Posted by: BCFG | July 10, 2015 at 05:09 PM
"Please, yes! Somebody tell us what the hell we are actually doing! Where are we going? "
Yes now you are starting to get it. We need New Deal 2.0. Jobs funded nationally and created locally/nonprofits.
What jobs could there be - a start:
Social care and childcare.
Working with the elderly, meals on wheels, etc.
Environmental work - this is high labour low capital e.g. river valley erosion.
Allotment management.
Jobs helping integrate immigrants.
Use of higher skills if there - pro bono lawyers, builders building churches, etc.
Posted by: Bob | July 10, 2015 at 05:21 PM
I should note we can include other work e.g. open source software development, community musicians, etc but the electorate may want hard labour jobs. Ultimately the end of this is having job and income guarantees and then BIG when society becomes sufficiently sophisticated.

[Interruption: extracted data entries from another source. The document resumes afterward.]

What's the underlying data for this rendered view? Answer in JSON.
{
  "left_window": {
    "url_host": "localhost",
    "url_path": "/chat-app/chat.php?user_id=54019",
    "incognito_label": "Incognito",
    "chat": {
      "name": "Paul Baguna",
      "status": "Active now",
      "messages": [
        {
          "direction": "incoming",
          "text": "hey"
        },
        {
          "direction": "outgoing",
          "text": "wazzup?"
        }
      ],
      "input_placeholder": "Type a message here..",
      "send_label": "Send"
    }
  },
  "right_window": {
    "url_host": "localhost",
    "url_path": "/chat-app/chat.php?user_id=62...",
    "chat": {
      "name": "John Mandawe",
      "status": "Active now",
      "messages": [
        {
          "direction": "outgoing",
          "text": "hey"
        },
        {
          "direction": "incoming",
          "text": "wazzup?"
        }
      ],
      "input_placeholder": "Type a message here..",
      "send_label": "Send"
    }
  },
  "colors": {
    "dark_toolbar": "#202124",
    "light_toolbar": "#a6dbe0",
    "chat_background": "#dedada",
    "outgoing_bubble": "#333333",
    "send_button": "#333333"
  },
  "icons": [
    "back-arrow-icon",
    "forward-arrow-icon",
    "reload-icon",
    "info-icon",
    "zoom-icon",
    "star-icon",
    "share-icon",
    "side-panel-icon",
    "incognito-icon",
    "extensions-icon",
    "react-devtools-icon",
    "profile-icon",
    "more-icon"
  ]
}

Posted by: Bob | July 10, 2015 at 05:26 PM
BCFG - okay then.
Posted by: Donald | July 11, 2015 at 10:40 PM
Mark Littlewood is a lot of things, but honest isn't one of them.
Posted by: Gregory Stokes | July 12, 2015 at 12:56 AM
"However, whereas Blair tried to combine the best features of left and right, yesterday's Budget combined the worst."
Typo? It always seemed to me that Blair combined the worst features of the right (crony capitalism: PFIs and financialisation) and the wacky right (neoconservative foreign policy).
If viewed through the prism of Minsky, the Blair years were economically quite close to a Ponzi scheme (an economy over reliant on artificially inflated asset prices providing an illusory wealth effect), while his foreign policy has proven to be not only dangerous but lunatic in the extreme.
Fortunately for him, Blair got out of town just before the whole show collapsed, leaving him able to boast, in that unhinged way of his, that he oversaw an economic miracle. As awful as he was, it is most unfortunate that he was dislodged, so not having to deal with the economic and financial crash that his illiterate economic policies wrought between 1997 and 2007.
If Blair had still been in the hot seat until 2010, he'd surely be considered the worst PM in history. The hostility that was showered on Gordon Brown should have been Blair's. All the John Rentouls in the world would have a hard time whitewashing a legacy of economic incompetence and foreign policy madness.